19 October 2022
Reminiscing over the past few days, I did some Internet searching about the state where I grew up during my late childhood and early teen years. It was there I sensed the Lord calling me to serve Him in the Word. My family belonged to the same church all those years, and that church still exists. It stands in the same place, with a new classroom wing added on one side, but otherwise the same building. One flowerbed has the same kind of plants still. It was where I discovered that mainstream middle class church folks didn't want me among them because we weren't culturally middle class.
This is not a sob story, but my age peers from the big four important families who ran that church were treated very differently from me. Now, those kids are holding important mainstream church positions in that state. I left that denomination about 15 years ago, about the time I realized they had left me back when I was a kid. It took me a while to finally realize they weren't going to put me to work -- ever. I don't miss those days.
This is the church where I was introduced to Dispensationalism. One of the big four families (the father was an immigrant from Sweden), right after they joined the church, displayed one evening a huge collection of polemical materials. Eventually it included photocopies of the original manuscript Joseph Smith stole from Solomon Spalding; it showed samples of Spalding's handwriting, quite different from Smith's. Apparently this Swedish man had friends in the academic apologetics community, because this was well before the scholars who found the materials (Cowdrey, Davis, and Scales) had published their book on it -- Who Really Wrote the Book of Mormon? (Vision House Publishers, 1977).
Two of the other big four families had joined the church a few years after my family did. They essentially took over with the support of another family that had been there before us. Once these four together established themselves, I was pressured in all kinds of ways to take a particular path to prepare for ministry, including what college I was supposed to attend. My apparent lack of interest in some of their choices was the final closure of the door, and I was marginalized from then on.
My family left that state the same year. That was God's sovereign mercy at work, because we left for entirely different reasons. I finished high school in another state and went to a different college. Over the decades since then, I've been through several major changes, and I'm so utterly alien to that bunch back there that we would have nothing to talk about.

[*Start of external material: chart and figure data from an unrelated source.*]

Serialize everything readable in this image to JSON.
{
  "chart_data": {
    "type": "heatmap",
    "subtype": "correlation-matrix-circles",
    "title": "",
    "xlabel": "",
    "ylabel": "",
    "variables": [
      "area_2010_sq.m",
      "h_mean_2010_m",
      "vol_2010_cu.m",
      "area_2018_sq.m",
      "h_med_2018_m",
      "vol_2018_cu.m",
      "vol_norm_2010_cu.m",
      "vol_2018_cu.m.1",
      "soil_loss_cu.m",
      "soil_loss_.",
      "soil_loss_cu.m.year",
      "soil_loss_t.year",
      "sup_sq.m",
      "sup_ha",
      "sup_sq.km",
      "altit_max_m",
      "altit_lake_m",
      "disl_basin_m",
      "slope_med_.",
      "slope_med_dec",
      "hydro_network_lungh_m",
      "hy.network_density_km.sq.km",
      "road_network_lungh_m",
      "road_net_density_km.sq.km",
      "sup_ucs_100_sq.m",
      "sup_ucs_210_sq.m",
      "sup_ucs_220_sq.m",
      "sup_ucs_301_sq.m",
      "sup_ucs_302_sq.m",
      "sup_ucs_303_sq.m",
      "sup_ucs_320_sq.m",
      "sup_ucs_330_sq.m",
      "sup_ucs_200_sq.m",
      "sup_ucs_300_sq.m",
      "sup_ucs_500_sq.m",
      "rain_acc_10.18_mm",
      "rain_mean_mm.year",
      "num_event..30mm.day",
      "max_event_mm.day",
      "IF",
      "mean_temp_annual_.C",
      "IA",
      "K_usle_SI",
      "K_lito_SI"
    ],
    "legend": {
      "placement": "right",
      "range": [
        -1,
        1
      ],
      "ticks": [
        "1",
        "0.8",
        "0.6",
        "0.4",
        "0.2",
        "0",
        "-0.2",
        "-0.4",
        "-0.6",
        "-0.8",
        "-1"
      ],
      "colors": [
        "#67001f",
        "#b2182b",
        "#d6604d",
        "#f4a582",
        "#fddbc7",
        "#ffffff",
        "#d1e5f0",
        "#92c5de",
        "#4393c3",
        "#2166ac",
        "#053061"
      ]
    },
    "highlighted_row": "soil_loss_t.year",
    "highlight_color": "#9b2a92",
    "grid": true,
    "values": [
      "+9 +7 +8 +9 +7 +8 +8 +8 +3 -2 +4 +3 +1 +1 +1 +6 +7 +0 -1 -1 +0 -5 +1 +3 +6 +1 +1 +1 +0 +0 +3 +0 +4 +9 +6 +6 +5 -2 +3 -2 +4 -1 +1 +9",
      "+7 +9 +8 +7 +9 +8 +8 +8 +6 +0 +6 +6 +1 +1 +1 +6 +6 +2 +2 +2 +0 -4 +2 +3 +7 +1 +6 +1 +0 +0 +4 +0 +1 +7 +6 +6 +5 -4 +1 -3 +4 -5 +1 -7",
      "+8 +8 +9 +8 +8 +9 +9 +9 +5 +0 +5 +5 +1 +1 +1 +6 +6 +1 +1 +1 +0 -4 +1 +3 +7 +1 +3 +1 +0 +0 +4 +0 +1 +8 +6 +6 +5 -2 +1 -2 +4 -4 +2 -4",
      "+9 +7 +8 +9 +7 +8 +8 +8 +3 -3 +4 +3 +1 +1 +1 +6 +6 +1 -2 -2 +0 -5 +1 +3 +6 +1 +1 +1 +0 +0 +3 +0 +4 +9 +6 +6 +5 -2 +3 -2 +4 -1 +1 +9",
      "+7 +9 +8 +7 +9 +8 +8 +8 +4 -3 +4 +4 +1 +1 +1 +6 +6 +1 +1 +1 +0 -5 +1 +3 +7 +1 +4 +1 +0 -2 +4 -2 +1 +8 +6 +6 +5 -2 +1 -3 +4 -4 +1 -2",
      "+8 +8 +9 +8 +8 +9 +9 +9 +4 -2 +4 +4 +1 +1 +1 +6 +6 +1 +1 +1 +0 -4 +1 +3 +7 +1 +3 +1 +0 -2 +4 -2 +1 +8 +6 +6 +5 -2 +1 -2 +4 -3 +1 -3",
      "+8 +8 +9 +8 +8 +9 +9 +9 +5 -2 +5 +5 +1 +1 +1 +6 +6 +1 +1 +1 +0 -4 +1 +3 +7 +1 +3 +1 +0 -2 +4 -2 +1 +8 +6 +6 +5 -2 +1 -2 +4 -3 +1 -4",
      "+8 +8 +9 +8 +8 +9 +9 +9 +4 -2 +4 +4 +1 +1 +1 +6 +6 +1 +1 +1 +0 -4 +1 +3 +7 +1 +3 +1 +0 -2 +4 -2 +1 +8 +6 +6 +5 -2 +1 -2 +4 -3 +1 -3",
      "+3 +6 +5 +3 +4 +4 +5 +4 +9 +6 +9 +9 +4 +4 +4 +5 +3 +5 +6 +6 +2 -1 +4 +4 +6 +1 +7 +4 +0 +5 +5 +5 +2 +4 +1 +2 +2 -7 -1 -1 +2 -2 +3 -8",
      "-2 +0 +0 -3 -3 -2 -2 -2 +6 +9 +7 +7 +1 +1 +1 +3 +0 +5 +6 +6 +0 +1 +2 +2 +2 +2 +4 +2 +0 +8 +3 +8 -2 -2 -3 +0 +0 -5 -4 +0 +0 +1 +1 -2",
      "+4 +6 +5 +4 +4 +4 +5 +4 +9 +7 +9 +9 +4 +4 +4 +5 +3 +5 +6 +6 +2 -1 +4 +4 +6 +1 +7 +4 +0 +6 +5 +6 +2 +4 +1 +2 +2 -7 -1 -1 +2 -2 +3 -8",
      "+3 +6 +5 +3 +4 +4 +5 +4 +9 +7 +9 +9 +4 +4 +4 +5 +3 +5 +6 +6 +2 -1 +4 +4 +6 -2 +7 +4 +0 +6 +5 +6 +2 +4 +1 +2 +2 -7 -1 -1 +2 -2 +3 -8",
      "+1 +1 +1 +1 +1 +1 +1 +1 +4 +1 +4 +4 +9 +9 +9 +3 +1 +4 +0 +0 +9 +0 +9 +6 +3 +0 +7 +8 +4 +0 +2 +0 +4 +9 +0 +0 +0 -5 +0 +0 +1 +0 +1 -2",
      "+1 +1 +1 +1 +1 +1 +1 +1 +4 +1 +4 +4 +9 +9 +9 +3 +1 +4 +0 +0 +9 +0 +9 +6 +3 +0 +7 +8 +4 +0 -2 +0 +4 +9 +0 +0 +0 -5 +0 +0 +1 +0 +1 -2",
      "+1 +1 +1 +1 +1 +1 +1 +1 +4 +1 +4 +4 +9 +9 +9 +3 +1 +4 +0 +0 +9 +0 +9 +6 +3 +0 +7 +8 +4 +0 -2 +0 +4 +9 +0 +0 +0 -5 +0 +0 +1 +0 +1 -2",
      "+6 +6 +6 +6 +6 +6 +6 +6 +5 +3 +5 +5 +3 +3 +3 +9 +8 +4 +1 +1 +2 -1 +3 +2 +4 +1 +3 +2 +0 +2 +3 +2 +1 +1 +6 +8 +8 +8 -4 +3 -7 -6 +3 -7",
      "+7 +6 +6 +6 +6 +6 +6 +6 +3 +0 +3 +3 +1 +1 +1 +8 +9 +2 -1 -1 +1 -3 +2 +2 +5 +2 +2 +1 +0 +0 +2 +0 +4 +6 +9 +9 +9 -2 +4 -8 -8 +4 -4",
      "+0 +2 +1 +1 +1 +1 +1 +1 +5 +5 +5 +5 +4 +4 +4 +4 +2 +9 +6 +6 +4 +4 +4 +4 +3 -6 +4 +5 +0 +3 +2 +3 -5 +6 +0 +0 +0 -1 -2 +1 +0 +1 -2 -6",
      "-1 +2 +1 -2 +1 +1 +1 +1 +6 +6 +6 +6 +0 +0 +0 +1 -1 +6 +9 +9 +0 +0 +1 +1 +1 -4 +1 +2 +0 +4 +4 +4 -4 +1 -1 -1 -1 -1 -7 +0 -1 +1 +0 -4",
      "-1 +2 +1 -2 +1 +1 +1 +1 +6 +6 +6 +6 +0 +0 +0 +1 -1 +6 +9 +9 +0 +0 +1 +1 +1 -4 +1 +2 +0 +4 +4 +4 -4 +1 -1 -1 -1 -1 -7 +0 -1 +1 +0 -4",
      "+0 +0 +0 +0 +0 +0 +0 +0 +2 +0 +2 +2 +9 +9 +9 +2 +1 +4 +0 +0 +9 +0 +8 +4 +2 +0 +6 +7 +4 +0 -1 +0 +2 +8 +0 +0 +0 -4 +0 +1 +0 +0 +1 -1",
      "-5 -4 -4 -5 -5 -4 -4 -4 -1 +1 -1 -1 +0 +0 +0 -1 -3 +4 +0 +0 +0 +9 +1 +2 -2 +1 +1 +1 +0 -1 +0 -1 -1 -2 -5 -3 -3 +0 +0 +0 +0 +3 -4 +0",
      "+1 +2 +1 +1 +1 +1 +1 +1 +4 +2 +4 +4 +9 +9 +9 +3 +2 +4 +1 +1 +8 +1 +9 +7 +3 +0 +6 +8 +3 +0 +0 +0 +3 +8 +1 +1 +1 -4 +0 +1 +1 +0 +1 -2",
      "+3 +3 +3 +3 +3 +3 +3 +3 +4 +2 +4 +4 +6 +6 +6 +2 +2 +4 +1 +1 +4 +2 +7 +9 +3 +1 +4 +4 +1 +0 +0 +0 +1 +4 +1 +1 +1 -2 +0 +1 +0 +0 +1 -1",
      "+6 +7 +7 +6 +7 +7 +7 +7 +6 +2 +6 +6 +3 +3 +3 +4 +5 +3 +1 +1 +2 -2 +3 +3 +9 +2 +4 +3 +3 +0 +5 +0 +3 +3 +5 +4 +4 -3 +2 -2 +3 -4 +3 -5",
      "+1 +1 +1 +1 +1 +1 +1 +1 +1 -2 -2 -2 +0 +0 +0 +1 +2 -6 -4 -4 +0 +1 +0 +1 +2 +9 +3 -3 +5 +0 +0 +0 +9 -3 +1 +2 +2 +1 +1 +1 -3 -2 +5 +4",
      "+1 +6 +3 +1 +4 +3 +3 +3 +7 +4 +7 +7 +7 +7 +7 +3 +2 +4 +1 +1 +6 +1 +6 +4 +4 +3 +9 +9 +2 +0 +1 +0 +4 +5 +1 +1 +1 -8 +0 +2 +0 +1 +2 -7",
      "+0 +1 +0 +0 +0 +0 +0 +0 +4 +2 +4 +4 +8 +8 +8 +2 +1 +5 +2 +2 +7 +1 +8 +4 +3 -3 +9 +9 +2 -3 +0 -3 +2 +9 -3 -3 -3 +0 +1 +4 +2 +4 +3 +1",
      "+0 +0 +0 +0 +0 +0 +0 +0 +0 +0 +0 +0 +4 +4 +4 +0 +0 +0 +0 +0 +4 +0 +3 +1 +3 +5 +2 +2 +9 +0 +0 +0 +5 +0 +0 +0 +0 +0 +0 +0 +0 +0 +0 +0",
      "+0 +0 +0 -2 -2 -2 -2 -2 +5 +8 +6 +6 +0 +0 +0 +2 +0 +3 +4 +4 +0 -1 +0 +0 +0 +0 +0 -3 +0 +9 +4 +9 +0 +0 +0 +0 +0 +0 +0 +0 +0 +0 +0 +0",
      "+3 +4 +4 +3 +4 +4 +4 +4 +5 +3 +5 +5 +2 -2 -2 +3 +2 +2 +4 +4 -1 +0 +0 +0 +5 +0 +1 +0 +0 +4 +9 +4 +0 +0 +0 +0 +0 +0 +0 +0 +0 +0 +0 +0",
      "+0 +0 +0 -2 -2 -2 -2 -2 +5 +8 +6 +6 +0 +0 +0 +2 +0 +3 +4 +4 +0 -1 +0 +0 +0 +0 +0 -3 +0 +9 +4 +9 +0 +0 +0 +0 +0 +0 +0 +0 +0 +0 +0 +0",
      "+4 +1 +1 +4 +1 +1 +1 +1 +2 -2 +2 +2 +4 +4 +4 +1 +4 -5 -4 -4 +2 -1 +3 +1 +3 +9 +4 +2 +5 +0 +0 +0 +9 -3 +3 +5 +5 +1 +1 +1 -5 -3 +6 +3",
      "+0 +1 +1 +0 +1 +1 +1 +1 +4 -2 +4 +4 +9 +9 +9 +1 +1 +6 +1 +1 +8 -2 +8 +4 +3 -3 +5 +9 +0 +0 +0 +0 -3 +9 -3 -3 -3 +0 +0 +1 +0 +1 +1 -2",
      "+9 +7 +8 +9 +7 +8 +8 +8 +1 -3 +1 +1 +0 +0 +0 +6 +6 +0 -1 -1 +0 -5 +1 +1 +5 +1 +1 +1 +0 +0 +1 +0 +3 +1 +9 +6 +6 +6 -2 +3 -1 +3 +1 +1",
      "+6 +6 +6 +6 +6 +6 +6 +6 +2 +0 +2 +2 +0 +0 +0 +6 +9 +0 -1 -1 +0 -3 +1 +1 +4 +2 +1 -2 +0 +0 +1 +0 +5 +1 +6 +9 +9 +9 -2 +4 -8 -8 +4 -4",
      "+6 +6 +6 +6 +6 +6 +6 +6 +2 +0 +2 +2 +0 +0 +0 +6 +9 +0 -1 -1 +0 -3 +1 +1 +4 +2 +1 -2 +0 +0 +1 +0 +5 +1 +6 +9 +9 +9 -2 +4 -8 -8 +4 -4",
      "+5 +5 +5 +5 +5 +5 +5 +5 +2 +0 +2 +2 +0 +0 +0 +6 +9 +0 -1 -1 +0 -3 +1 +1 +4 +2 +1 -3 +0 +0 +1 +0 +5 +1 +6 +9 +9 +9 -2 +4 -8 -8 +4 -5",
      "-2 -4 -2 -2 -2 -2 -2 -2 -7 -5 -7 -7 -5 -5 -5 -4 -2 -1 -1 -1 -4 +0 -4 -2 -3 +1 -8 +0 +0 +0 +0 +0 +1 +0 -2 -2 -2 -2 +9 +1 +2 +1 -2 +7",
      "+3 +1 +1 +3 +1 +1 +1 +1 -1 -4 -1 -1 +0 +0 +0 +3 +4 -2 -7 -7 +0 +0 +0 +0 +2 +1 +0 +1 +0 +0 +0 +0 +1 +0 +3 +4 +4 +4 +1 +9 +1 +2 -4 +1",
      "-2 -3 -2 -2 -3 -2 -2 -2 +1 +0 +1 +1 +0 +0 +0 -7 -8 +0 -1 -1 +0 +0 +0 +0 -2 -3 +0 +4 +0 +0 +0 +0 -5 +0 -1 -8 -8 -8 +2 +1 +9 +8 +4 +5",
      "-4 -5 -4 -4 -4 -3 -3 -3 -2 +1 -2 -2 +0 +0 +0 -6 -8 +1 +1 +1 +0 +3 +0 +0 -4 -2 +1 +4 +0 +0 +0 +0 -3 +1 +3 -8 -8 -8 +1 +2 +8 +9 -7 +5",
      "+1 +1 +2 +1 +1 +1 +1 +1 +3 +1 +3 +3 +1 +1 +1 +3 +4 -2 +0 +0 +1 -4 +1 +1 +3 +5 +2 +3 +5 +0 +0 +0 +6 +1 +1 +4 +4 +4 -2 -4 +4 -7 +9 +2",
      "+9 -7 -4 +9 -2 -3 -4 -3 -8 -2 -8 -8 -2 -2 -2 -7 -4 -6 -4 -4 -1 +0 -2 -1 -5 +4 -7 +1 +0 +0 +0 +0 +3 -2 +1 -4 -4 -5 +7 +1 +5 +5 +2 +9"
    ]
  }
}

This past week I was looking at the publicity photos and websites for the various denominational organizations where some of those kids are working these days. I can dig the missions stuff, though they would hardly want me on their team. I'll admit I do miss working with those mission organizations, even if I was already feeling like an outsider in those days. I had volunteered to go out on summer mission programs in their pioneer areas among the Native American communities. The work was fulfilling in one sense, because I really loved the native kids out in their villages. They seemed to know it and reciprocated.
But do I feel any kind of longing to be in that denomination again? No; not at the cost of being forced to use their manipulative sales-pitch brand of evangelism. Faith is not pressuring people to join the club. Faith is demonstrating the Father's eternal outlook in a messed-up world. I don't want what they have.
Indeed, what I sense the Lord says we should have would require starting from scratch, and doing things very few Christians are doing right now. I've previously noted that it could look a bit like the Amish or Mennonite communities. In some places the Mennonites are called Anabaptists; they had been all over the same Native American villages that I visited in my youth. Still, a genuine biblical faith calls for something so different I'd rather not lay down any guidelines for fear of saddling someone with ideas that won't work in their context.
Besides, we have so very much work to do, such a great distance to travel, just giving covenant and conviction primacy. That's a very big shift for someone who grew up in a mainstream church. It took me decades to make that journey. I felt like I was blazing trails in the wilderness, but that's where God wanted to meet with me. Going back to that place from so long ago would mean backtracking too far away from where the Father wants me to camp out.
The image of camping out is only half-joking. Those folks own an awful lot of real estate, facilities and equipment back in that state where I grew up. Their membership is one of the largest denominations in that state. I watched a couple of videos of churches worshiping; they are still culturally middle class with lots of middle class money. I still feel like a complete outsider. Where I belong is well away from their doors.